Roasted Pumpkin and Kale Salad
Equipment
- Baking tray
- Bowl
Ingredients
- 1 medium Hokkaido pumpkin (1-2kg) (see note 1)
- Olive oil
- Salt and freshly cracked black pepper
- ¼ cup walnuts
- ¼ cup pumpkin seeds
- ⅓ cup chopped pecans
- 1 cup cooked quinoa (white or mixed)
- ¼-⅓ cup pomegranate seeds
- Optional ground almonds / almond flour or homemade nut parmesan
- 1 can (400g) white beans (drained and well rinsed)
- 2 cups pressed chopped kale
- 2 tbsp olive oil
- 1 tbsp lemon juice
- Salt (optional)
- ⅓ cup lemon juice
- ¼ cup olive oil
- 1-2 tbsp Dijon mustard
- 2 tbsp tahini
- 2 tbsp nutritional yeast
- 1½ tsp salt
- Pepper to taste
- 2 tsp pomegranate molasses (optional)
Instructions
- Preheat oven – 180°C (fan) / 356°F (convection).
- Prepare pumpkin – peel the pumpkin using a peeler (for thin-skinned varieties) or a knife. Remove the center (the part with seeds) and cut into 2×2 cm cubes. Spread on a baking tray lined with parchment paper, drizzle with a little olive oil, salt, and pepper. Toss and arrange with space between the cubes. Roast for about 20 minutes, stirring halfway through, until the edges are slightly browned and the inside is soft. Cool before adding to the salad.
- Massage kale – Transfer the chopped kale to a bowl and add olive oil, lemon, and salt (if using). Massage it for a few minutes, pressing to break down the structure and make it softer and easier to digest. You’ll know it’s ready when it looks fully wet and shrinks by about half.
- Toast nuts and seeds – Optional: lightly toast for extra flavor and crunch.

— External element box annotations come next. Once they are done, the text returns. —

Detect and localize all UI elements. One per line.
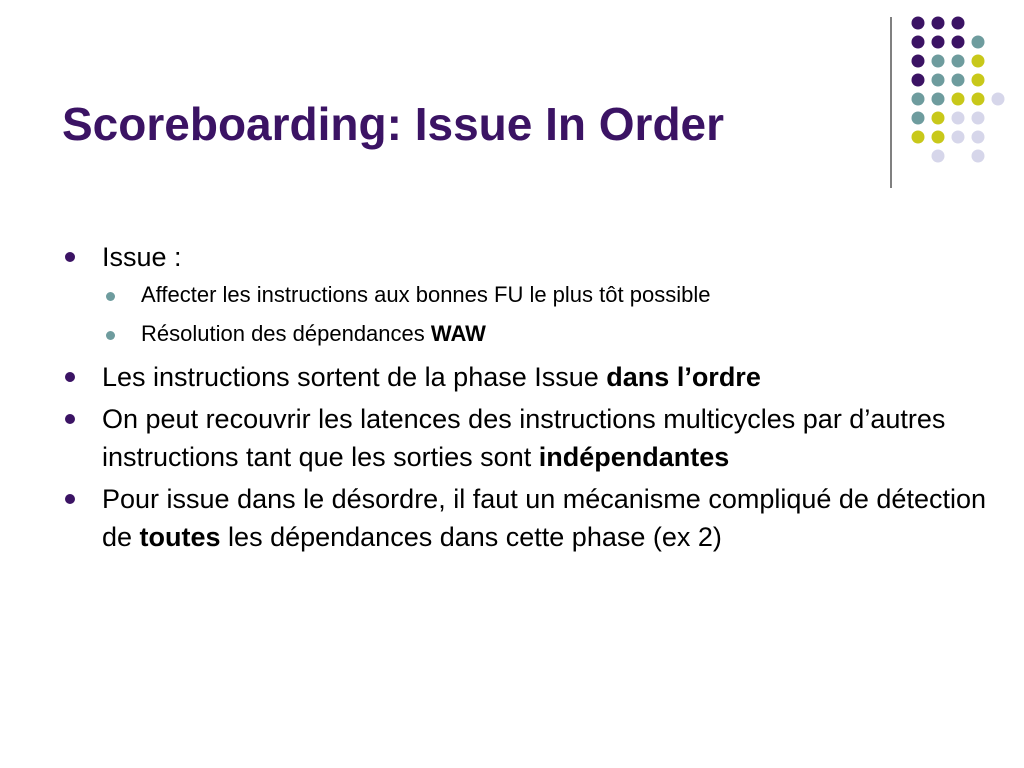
decorative-dot: [972, 112, 985, 125]
decorative-dot: [932, 112, 945, 125]
decorative-dot: [972, 74, 985, 87]
decorative-dot: [912, 17, 925, 30]
bullet-text: Les instructions sortent de la phase Issue: [102, 362, 607, 392]
emphasized-text: dans l’ordre: [606, 362, 761, 392]
bullet-item: [62, 358, 1012, 396]
decorative-dot: [912, 112, 925, 125]
decorative-dot: [932, 17, 945, 30]
bullet-text: On peut recouvrir les latences des instructions multicycles par d’autres instructions tant que les sorties sont: [102, 404, 946, 472]
decorative-dot: [972, 55, 985, 68]
bullet-text: Pour issue dans le désordre, il faut un mécanisme compliqué de détection de: [102, 484, 986, 552]
bullet-dot-icon: [106, 331, 115, 340]
decorative-dot: [972, 131, 985, 144]
bullet-item: [62, 238, 1012, 276]
decorative-dot: [972, 93, 985, 106]
bullet-list: [62, 238, 1012, 560]
bullet-text: Affecter les instructions aux bonnes FU le plus tôt possible: [141, 282, 711, 307]
decorative-dot: [912, 131, 925, 144]
decorative-dot: [952, 131, 965, 144]
decorative-dot: [932, 36, 945, 49]
decorative-dot: [952, 112, 965, 125]
bullet-dot-icon: [106, 292, 115, 301]
sub-bullet-item: [62, 280, 1012, 310]
bullet-text: Résolution des dépendances: [141, 321, 431, 346]
decorative-dot: [912, 55, 925, 68]
bullet-item: [62, 400, 1012, 476]
bullet-dot-icon: [65, 414, 75, 424]
bullet-text: Issue :: [102, 242, 182, 272]
decorative-dot: [952, 93, 965, 106]
decorative-dot: [972, 150, 985, 163]
decorative-dot: [912, 74, 925, 87]
emphasized-text: indépendantes: [538, 442, 730, 472]
bullet-dot-icon: [65, 372, 75, 382]
decorative-dot: [952, 17, 965, 30]
emphasized-text: WAW: [430, 321, 486, 346]
decorative-dot: [952, 55, 965, 68]
decorative-dot: [932, 131, 945, 144]
sub-bullet-item: [62, 319, 1012, 349]
decorative-dot: [932, 74, 945, 87]
divider-line: [890, 17, 892, 188]
slide-title: Scoreboarding: Issue In Order: [62, 98, 725, 150]
decorative-dot: [912, 93, 925, 106]
emphasized-text: toutes: [139, 522, 221, 552]
decorative-dot: [952, 36, 965, 49]
decorative-dot: [952, 74, 965, 87]
decorative-dot: [992, 93, 1005, 106]
decorative-dot: [932, 150, 945, 163]
decorative-dot: [972, 36, 985, 49]
bullet-dot-icon: [65, 494, 75, 504]
decorative-dot: [932, 93, 945, 106]
bullet-text: les dépendances dans cette phase (ex 2): [220, 522, 722, 552]
decorative-dot: [932, 55, 945, 68]
bullet-item: [62, 480, 1012, 556]
decorative-dot: [912, 36, 925, 49]
bullet-dot-icon: [65, 252, 75, 262]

- Make dressing – Mix well: lemon juice, olive oil, Dijon mustard, tahini, nutritional yeast, salt, pepper, and optional pomegranate molasses.

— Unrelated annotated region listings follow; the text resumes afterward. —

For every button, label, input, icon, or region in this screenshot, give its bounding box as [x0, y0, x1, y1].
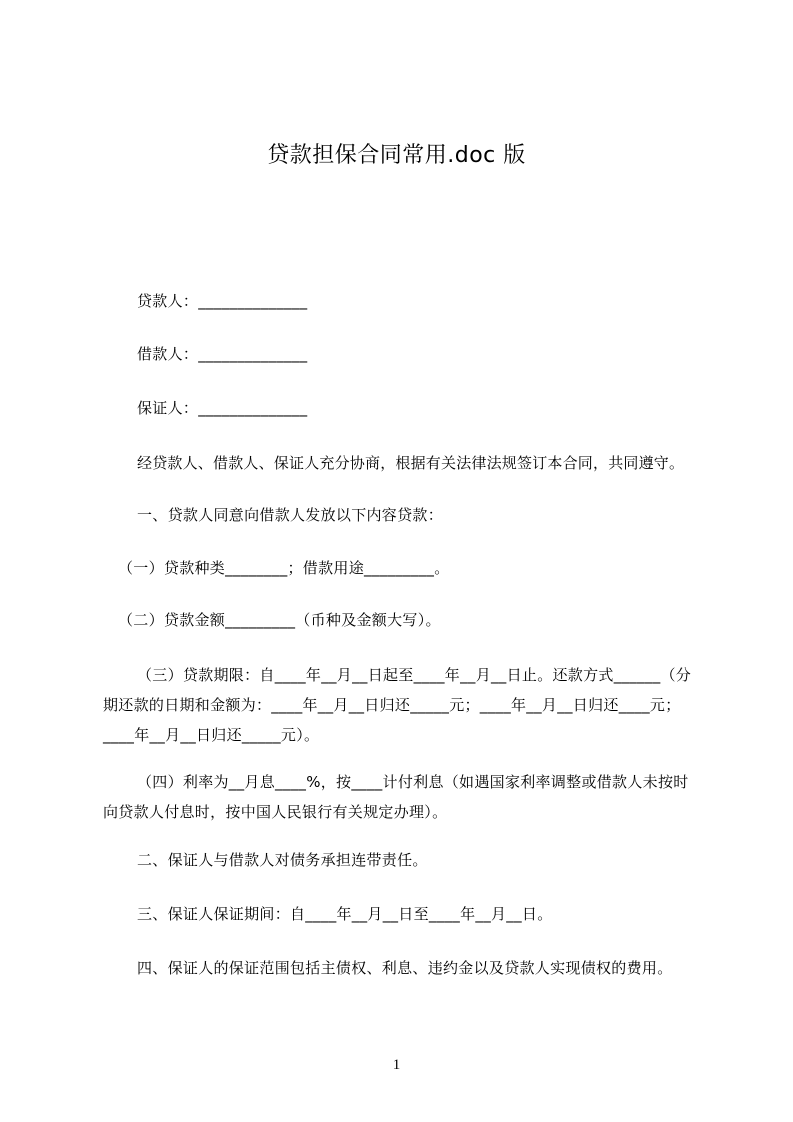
clause-1-item-3-term: （三）贷款期限：自____年__月__日起至____年__月__日止。还款方式______（分期还款的日期和金额为：____年__月__日归还_____元；____年__月__日归还____元；____年__月__日归还_____元）。 [103, 666, 692, 744]
clause-1-item-4-interest: （四）利率为__月息____%，按____计付利息（如遇国家利率调整或借款人未按时向贷款人付息时，按中国人民银行有关规定办理）。 [103, 773, 689, 821]
clause-2: 二、保证人与借款人对债务承担连带责任。 [137, 851, 428, 869]
document-title: 贷款担保合同常用.doc 版 [267, 143, 526, 168]
clause-1-heading: 一、贷款人同意向借款人发放以下内容贷款： [137, 506, 444, 524]
preamble-paragraph: 经贷款人、借款人、保证人充分协商，根据有关法律法规签订本合同，共同遵守。 [137, 454, 685, 472]
clause-1-item-2: （二）贷款金额_________（币种及金额大写）。 [118, 611, 441, 629]
guarantor-line: 保证人：______________ [137, 399, 308, 417]
lender-line: 贷款人：______________ [137, 292, 308, 310]
clause-1-item-1: （一）贷款种类________；借款用途_________。 [118, 559, 450, 577]
page-number: 1 [392, 1057, 401, 1073]
clause-3: 三、保证人保证期间：自____年__月__日至____年__月__日。 [137, 905, 553, 923]
clause-4: 四、保证人的保证范围包括主债权、利息、违约金以及贷款人实现债权的费用。 [137, 959, 673, 977]
borrower-line: 借款人：______________ [137, 345, 308, 363]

- Assemble salad – Layer kale, cooled roasted pumpkin, quinoa, rinsed white beans, pomegranate seeds, nuts. Pour dressing over, toss gently.
- Optional finishing touch – Sprinkle ground almonds or homemade nut parmesan. Serve immediately.
Notes
- I roast about 2.5 cups of pumpkin cubes since the recipe requires about 2 cups of cubes after baking.
- Can use any pumpkin or sweet potato; Hokkaido is low-FODMAP.
- Store leftovers in the fridge for up to 5 days; add dressing just before serving.
- IBS tip: fully massage kale and avoid high-FODMAP toppings like onion or garlic.
- Baking: For a conventional oven, use 200°C / 390°F. Adjust time if needed.
- Nut-free option: omit walnuts, pecans, and almond-based toppings.